My parents lived in the States in the early-to-mid 60s, including a spell in New Orleans
and elsewhere in the south. I was too young to remember this, but at that time segregation
was still a reality, and they have often told me about ‘whites only’ water fountains,
restrooms etc. So, they were interested in our observations on how things have changed in
the south since then.
Race relations have certainly come a long way since my folks lived here in the 60s. I've been
trying to observe the interaction between people of different races. They seem to get on well,
and certainly you see friendly banter between blacks and whites in various public settings.
We even saw a few
mixed-race couples in Mississippi, the state that was the most violently
resistant to desegregation in the 60s. You do also notice groups of young friends out socially
where there is a mixture of races in the group. Narrelle says it is silly of me to notice such
things, and thinks it is only to be expected that things would have become more enlightened
over the years.
At the risk of resorting to stereotypes, the young African-American girls are exuberant and
noisy. Standing in line at an amusement park, you'll often see them spontaneously dancing
and singing. At Memphis we had a large group of teenage black girls staying at our hotel,
aged around 14 to 16. I think they were from a church group. These girls were practicing
gospel songs around the
swimming pool and were amazingly good singers.

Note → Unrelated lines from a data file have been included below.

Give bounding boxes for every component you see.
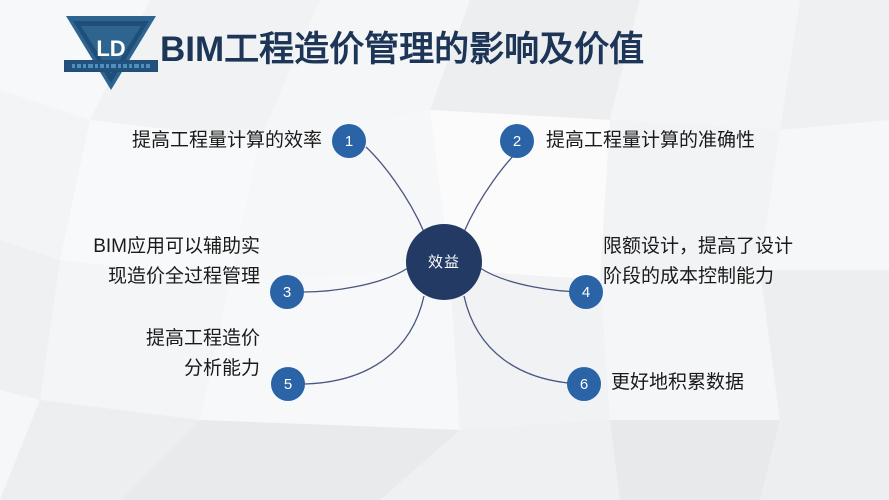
hub-label: 效益 bbox=[428, 255, 460, 270]
connector-3 bbox=[304, 268, 408, 292]
slide-header: LD BIM工程造价管理的影响及价值 bbox=[0, 0, 889, 100]
node-label-1: 提高工程量计算的效率 bbox=[57, 126, 322, 156]
page-title: BIM工程造价管理的影响及价值 bbox=[160, 28, 644, 72]
node-number-3[interactable]: 3 bbox=[270, 275, 304, 309]
node-label-6: 更好地积累数据 bbox=[611, 368, 861, 398]
hub-node[interactable]: 效益 bbox=[406, 224, 482, 300]
node-label-5: 提高工程造价 分析能力 bbox=[60, 324, 260, 384]
node-label-3: BIM应用可以辅助实 现造价全过程管理 bbox=[40, 232, 260, 292]
slide-canvas: LD BIM工程造价管理的影响及价值 效益 1 提高工程量计算的效率 2 提高工… bbox=[0, 0, 889, 500]
connector-1 bbox=[366, 147, 424, 232]
connector-lines bbox=[0, 100, 889, 500]
ld-logo-icon: LD bbox=[62, 12, 160, 94]
node-label-2: 提高工程量计算的准确性 bbox=[546, 126, 846, 156]
connector-2 bbox=[464, 147, 522, 232]
svg-text:LD: LD bbox=[96, 36, 125, 61]
connector-6 bbox=[464, 296, 583, 384]
node-label-4: 限额设计，提高了设计 阶段的成本控制能力 bbox=[603, 232, 853, 292]
node-number-4[interactable]: 4 bbox=[569, 275, 603, 309]
node-number-1[interactable]: 1 bbox=[332, 124, 366, 158]
mindmap-diagram: 效益 1 提高工程量计算的效率 2 提高工程量计算的准确性 3 BIM应用可以辅… bbox=[0, 100, 889, 500]
connector-5 bbox=[305, 296, 424, 384]
node-number-2[interactable]: 2 bbox=[500, 124, 534, 158]
node-number-6[interactable]: 6 bbox=[567, 367, 601, 401]
node-number-5[interactable]: 5 bbox=[271, 367, 305, 401]
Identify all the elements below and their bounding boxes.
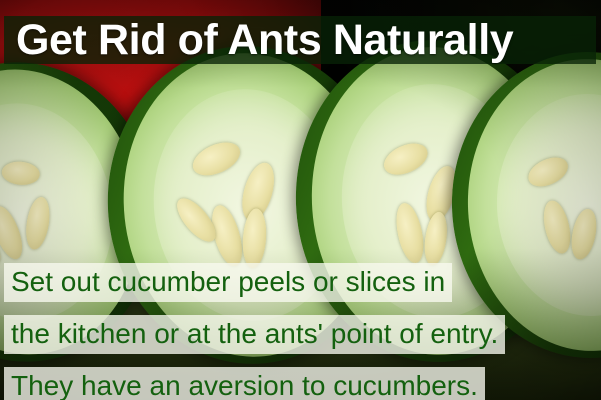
caption-block: Set out cucumber peels or slices in the … bbox=[4, 263, 505, 400]
headline-band: Get Rid of Ants Naturally bbox=[4, 16, 596, 64]
ant-remedy-poster: Get Rid of Ants Naturally Set out cucumb… bbox=[0, 0, 601, 400]
caption-line-1: Set out cucumber peels or slices in bbox=[4, 263, 452, 302]
page-title: Get Rid of Ants Naturally bbox=[4, 19, 513, 62]
caption-line-2: the kitchen or at the ants' point of ent… bbox=[4, 315, 505, 354]
caption-line-3: They have an aversion to cucumbers. bbox=[4, 367, 485, 400]
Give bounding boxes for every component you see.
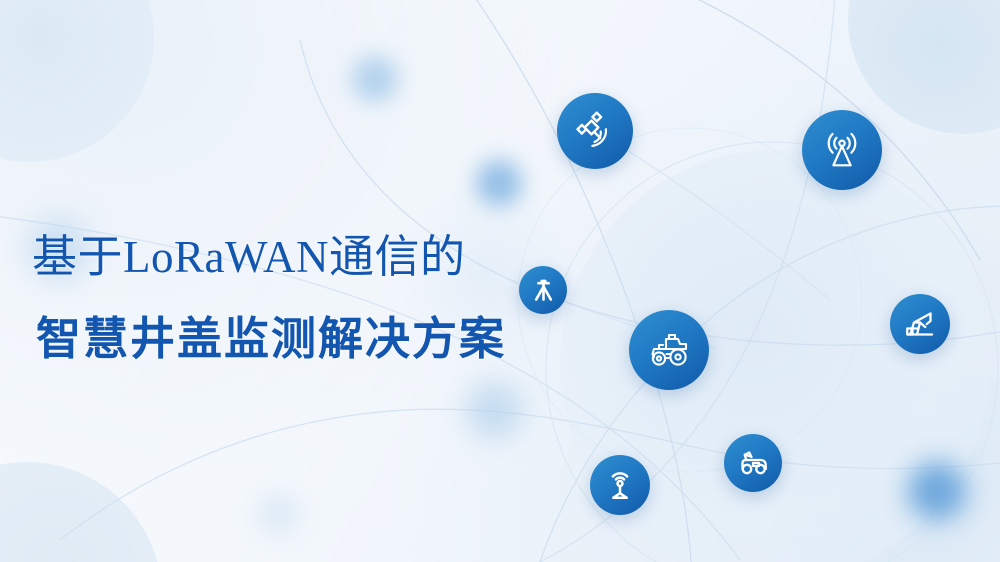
title-line-2: 智慧井盖监测解决方案 [36,308,652,370]
accent-dot-f [256,492,300,536]
accent-dot-b [476,160,522,206]
accent-dot-a [352,56,398,102]
decorative-blob-bottom-right [786,366,1000,562]
oil-pumpjack-icon [902,306,938,342]
decorative-blob-top-left [0,0,154,162]
page-title: 基于LoRaWAN通信的 智慧井盖监测解决方案 [32,226,652,370]
title-line-1: 基于LoRaWAN通信的 [32,226,652,288]
decorative-blob-top-right [848,0,1000,134]
node-harvester-robot[interactable] [724,434,782,492]
node-satellite[interactable] [557,93,633,169]
radio-tower-icon [819,127,865,173]
node-wireless-sensor[interactable] [590,455,650,515]
satellite-icon [574,110,616,152]
tractor-icon [645,326,693,374]
node-radio-tower[interactable] [802,110,882,190]
title-slide: 基于LoRaWAN通信的 智慧井盖监测解决方案 [0,0,1000,562]
wireless-sensor-icon [602,467,638,503]
accent-dot-e [908,462,966,520]
accent-dot-d [466,382,522,438]
decorative-blob-bottom-left [0,462,162,562]
node-oil-pumpjack[interactable] [890,294,950,354]
harvester-robot-icon [735,445,771,481]
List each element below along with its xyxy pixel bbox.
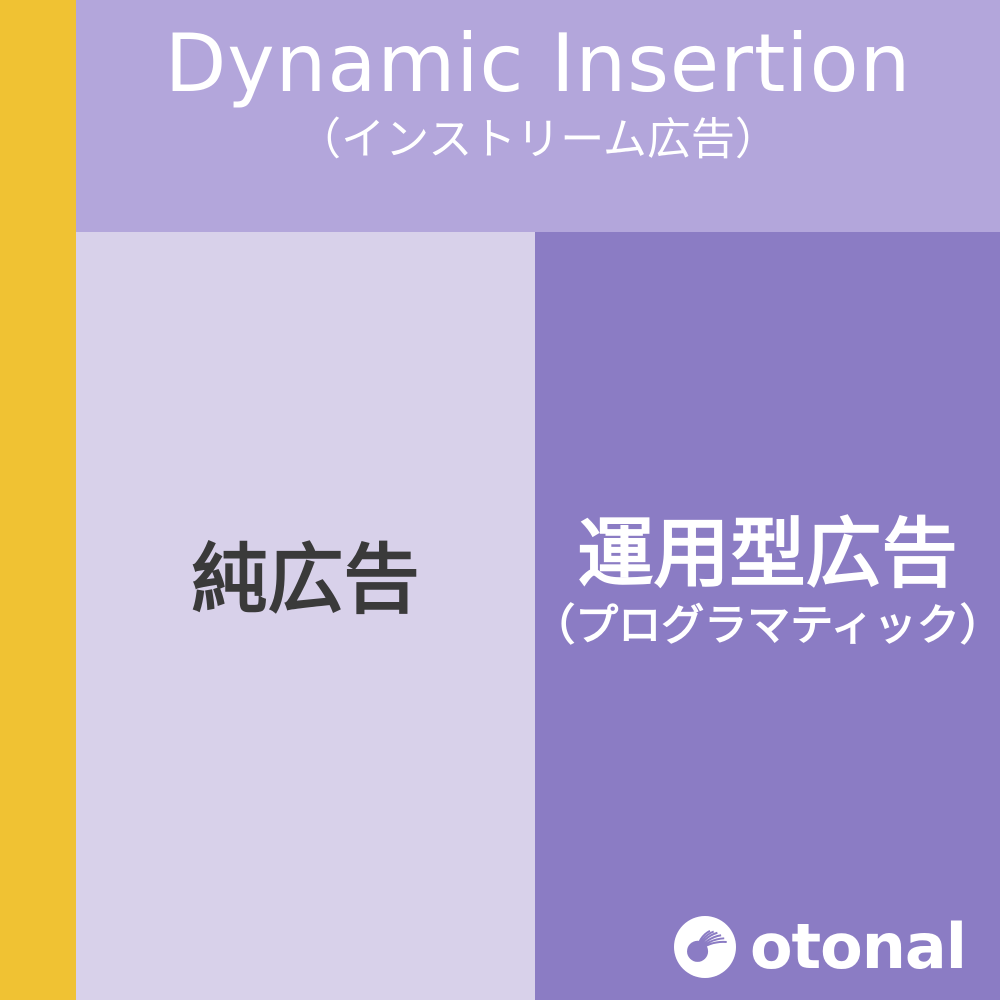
brand-logo: otonal [674, 916, 966, 978]
panel-pure-ad: 純広告 [76, 232, 535, 1000]
panel-programmatic-ad-label: 運用型広告 [578, 508, 958, 599]
page-subtitle: （インストリーム広告） [297, 115, 779, 166]
panel-programmatic-ad-sublabel: （プログラマティック） [532, 601, 1000, 653]
header-band: Dynamic Insertion （インストリーム広告） [76, 0, 1000, 232]
panel-programmatic-ad: 運用型広告 （プログラマティック） [535, 232, 1000, 1000]
panel-pure-ad-label: 純広告 [192, 534, 420, 625]
comparison-panels: 純広告 運用型広告 （プログラマティック） [76, 232, 1000, 1000]
vinyl-record-icon [674, 916, 736, 978]
brand-wordmark: otonal [750, 916, 966, 978]
page-title: Dynamic Insertion [165, 18, 912, 111]
accent-bar [0, 0, 76, 1000]
slide-canvas: Dynamic Insertion （インストリーム広告） 純広告 運用型広告 … [0, 0, 1000, 1000]
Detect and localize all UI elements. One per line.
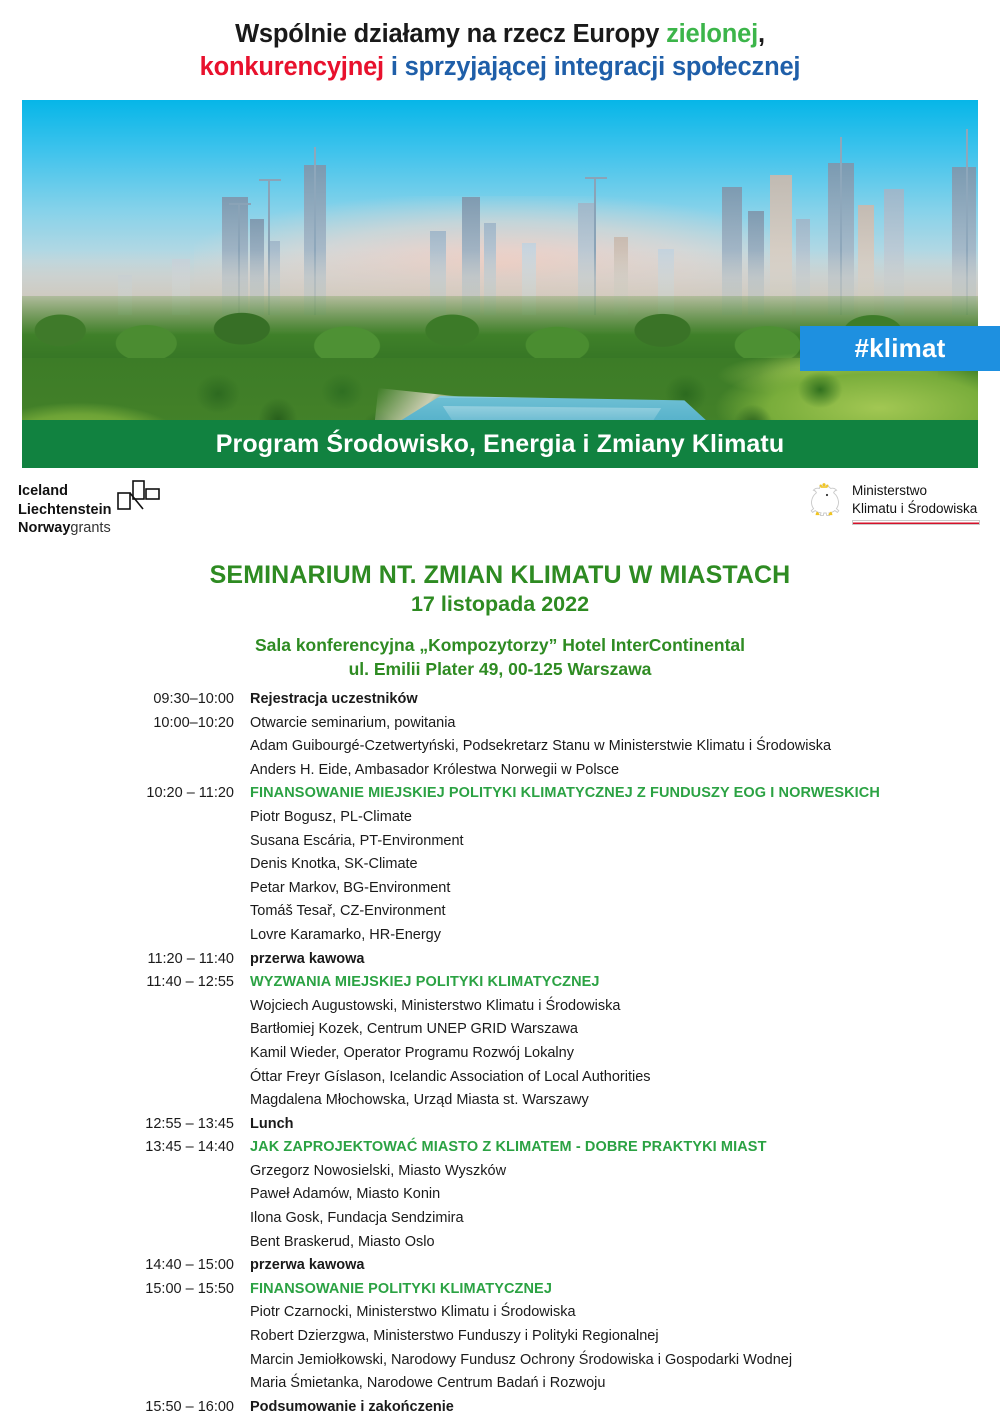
tagline-word-konkurencyjnej: konkurencyjnej bbox=[200, 53, 384, 81]
agenda-item-label: Rejestracja uczestników bbox=[250, 688, 418, 712]
agenda-time: 09:30–10:00 bbox=[0, 688, 250, 712]
program-name-bar: Program Środowisko, Energia i Zmiany Kli… bbox=[22, 420, 978, 468]
agenda-row: Ilona Gosk, Fundacja Sendzimira bbox=[0, 1207, 1000, 1231]
agenda-row: Tomáš Tesař, CZ-Environment bbox=[0, 900, 1000, 924]
tagline-line1-comma: , bbox=[758, 20, 765, 48]
program-name-label: Program Środowisko, Energia i Zmiany Kli… bbox=[216, 430, 784, 459]
agenda-row: Kamil Wieder, Operator Programu Rozwój L… bbox=[0, 1042, 1000, 1066]
event-header: SEMINARIUM NT. ZMIAN KLIMATU W MIASTACH … bbox=[0, 560, 1000, 681]
tagline-line2-part3: sprzyjającej integracji społecznej bbox=[405, 53, 801, 81]
agenda-speaker: Grzegorz Nowosielski, Miasto Wyszków bbox=[250, 1160, 506, 1184]
agenda-time: 11:20 – 11:40 bbox=[0, 948, 250, 972]
event-venue: Sala konferencyjna „Kompozytorzy” Hotel … bbox=[0, 634, 1000, 681]
ministry-logo-line-2: Klimatu i Środowiska bbox=[852, 500, 980, 518]
agenda-row: Óttar Freyr Gíslason, Icelandic Associat… bbox=[0, 1066, 1000, 1090]
agenda-speaker: Anders H. Eide, Ambasador Królestwa Norw… bbox=[250, 759, 619, 783]
tagline-line-1: Wspólnie działamy na rzecz Europy zielon… bbox=[0, 18, 1000, 51]
agenda-session-heading: FINANSOWANIE MIEJSKIEJ POLITYKI KLIMATYC… bbox=[250, 782, 880, 806]
agenda-row: 14:40 – 15:00przerwa kawowa bbox=[0, 1254, 1000, 1278]
agenda-row: 11:20 – 11:40przerwa kawowa bbox=[0, 948, 1000, 972]
agenda-row: Anders H. Eide, Ambasador Królestwa Norw… bbox=[0, 759, 1000, 783]
agenda-list: 09:30–10:00Rejestracja uczestników10:00–… bbox=[0, 688, 1000, 1419]
event-title: SEMINARIUM NT. ZMIAN KLIMATU W MIASTACH bbox=[0, 560, 1000, 591]
ministry-logo-line-1: Ministerstwo bbox=[852, 482, 980, 500]
agenda-speaker: Adam Guibourgé-Czetwertyński, Podsekreta… bbox=[250, 735, 831, 759]
venue-line-1: Sala konferencyjna „Kompozytorzy” Hotel … bbox=[0, 634, 1000, 657]
agenda-time: 12:55 – 13:45 bbox=[0, 1113, 250, 1137]
agenda-speaker: Piotr Bogusz, PL-Climate bbox=[250, 806, 412, 830]
agenda-row: 15:00 – 15:50FINANSOWANIE POLITYKI KLIMA… bbox=[0, 1278, 1000, 1302]
klimat-hashtag-badge: #klimat bbox=[800, 326, 1000, 371]
agenda-time: 11:40 – 12:55 bbox=[0, 971, 250, 995]
eea-grants-mark-icon bbox=[117, 480, 161, 515]
agenda-session-heading: WYZWANIA MIEJSKIEJ POLITYKI KLIMATYCZNEJ bbox=[250, 971, 600, 995]
agenda-speaker: Ilona Gosk, Fundacja Sendzimira bbox=[250, 1207, 464, 1231]
eea-logo-word-grants: grants bbox=[70, 520, 110, 536]
agenda-row: Maria Śmietanka, Narodowe Centrum Badań … bbox=[0, 1372, 1000, 1396]
agenda-speaker: Maria Śmietanka, Narodowe Centrum Badań … bbox=[250, 1372, 605, 1396]
venue-line-2: ul. Emilii Plater 49, 00-125 Warszawa bbox=[0, 658, 1000, 681]
tagline-word-zielonej: zielonej bbox=[666, 20, 758, 48]
eea-logo-line-liechtenstein: Liechtenstein bbox=[18, 501, 111, 520]
agenda-item-label: przerwa kawowa bbox=[250, 1254, 364, 1278]
agenda-speaker: Magdalena Młochowska, Urząd Miasta st. W… bbox=[250, 1089, 589, 1113]
campaign-tagline: Wspólnie działamy na rzecz Europy zielon… bbox=[0, 0, 1000, 84]
agenda-speaker: Lovre Karamarko, HR-Energy bbox=[250, 924, 441, 948]
agenda-item-label: Otwarcie seminarium, powitania bbox=[250, 712, 456, 736]
agenda-speaker: Susana Escária, PT-Environment bbox=[250, 830, 464, 854]
agenda-session-heading: JAK ZAPROJEKTOWAĆ MIASTO Z KLIMATEM - DO… bbox=[250, 1136, 767, 1160]
agenda-row: Wojciech Augustowski, Ministerstwo Klima… bbox=[0, 995, 1000, 1019]
warsaw-skyline-photo bbox=[22, 100, 978, 468]
agenda-item-label: Podsumowanie i zakończenie bbox=[250, 1396, 454, 1419]
agenda-row: 11:40 – 12:55WYZWANIA MIEJSKIEJ POLITYKI… bbox=[0, 971, 1000, 995]
event-date: 17 listopada 2022 bbox=[0, 591, 1000, 618]
tagline-line2-conjunction: i bbox=[384, 53, 405, 81]
tagline-line1-part1: Wspólnie działamy na rzecz Europy bbox=[235, 20, 666, 48]
agenda-speaker: Bent Braskerud, Miasto Oslo bbox=[250, 1231, 435, 1255]
agenda-time: 15:50 – 16:00 bbox=[0, 1396, 250, 1419]
agenda-speaker: Tomáš Tesař, CZ-Environment bbox=[250, 900, 446, 924]
agenda-row: Piotr Czarnocki, Ministerstwo Klimatu i … bbox=[0, 1301, 1000, 1325]
logos-row: Iceland Liechtenstein Norwaygrants bbox=[0, 472, 1000, 548]
agenda-row: 10:00–10:20Otwarcie seminarium, powitani… bbox=[0, 712, 1000, 736]
agenda-speaker: Kamil Wieder, Operator Programu Rozwój L… bbox=[250, 1042, 574, 1066]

Visiting the theme parks in Orlando, I noticed quite a few young couples of mixed race.
Having said all that, I think blacks are still more likely to have the lower paid jobs, although
there is now a large and growing class of black professionals and middle-management types.
We visited the National Civil Rights Museum in Memphis, which was very moving and
informative. It's still shocking to recall how violently white racists resisted desegregation.
One poster displayed from the early 60s (KKK or a similar group) called for 'Massive
Armed Resistance'. They had Rosa Parks' famous bus there as well as one firebombed by
the Klan etc during the Freedom Rides. The Museum is actually in the old Lorraine Motel
where Martin Luther King was shot. At the end of the tour you find yourself looking into
his motel room, preserved (or re-created?) just as it was the night he was shot. You also
visit the boarding house room from which James Earl Ray is supposed to have fired the fatal
shots at King as he stood on the balcony of the motel.
As mentioned earlier, the large cities like LA, SF, NYC etc are very multicultural these days,
much like Sydney or Melbourne back home.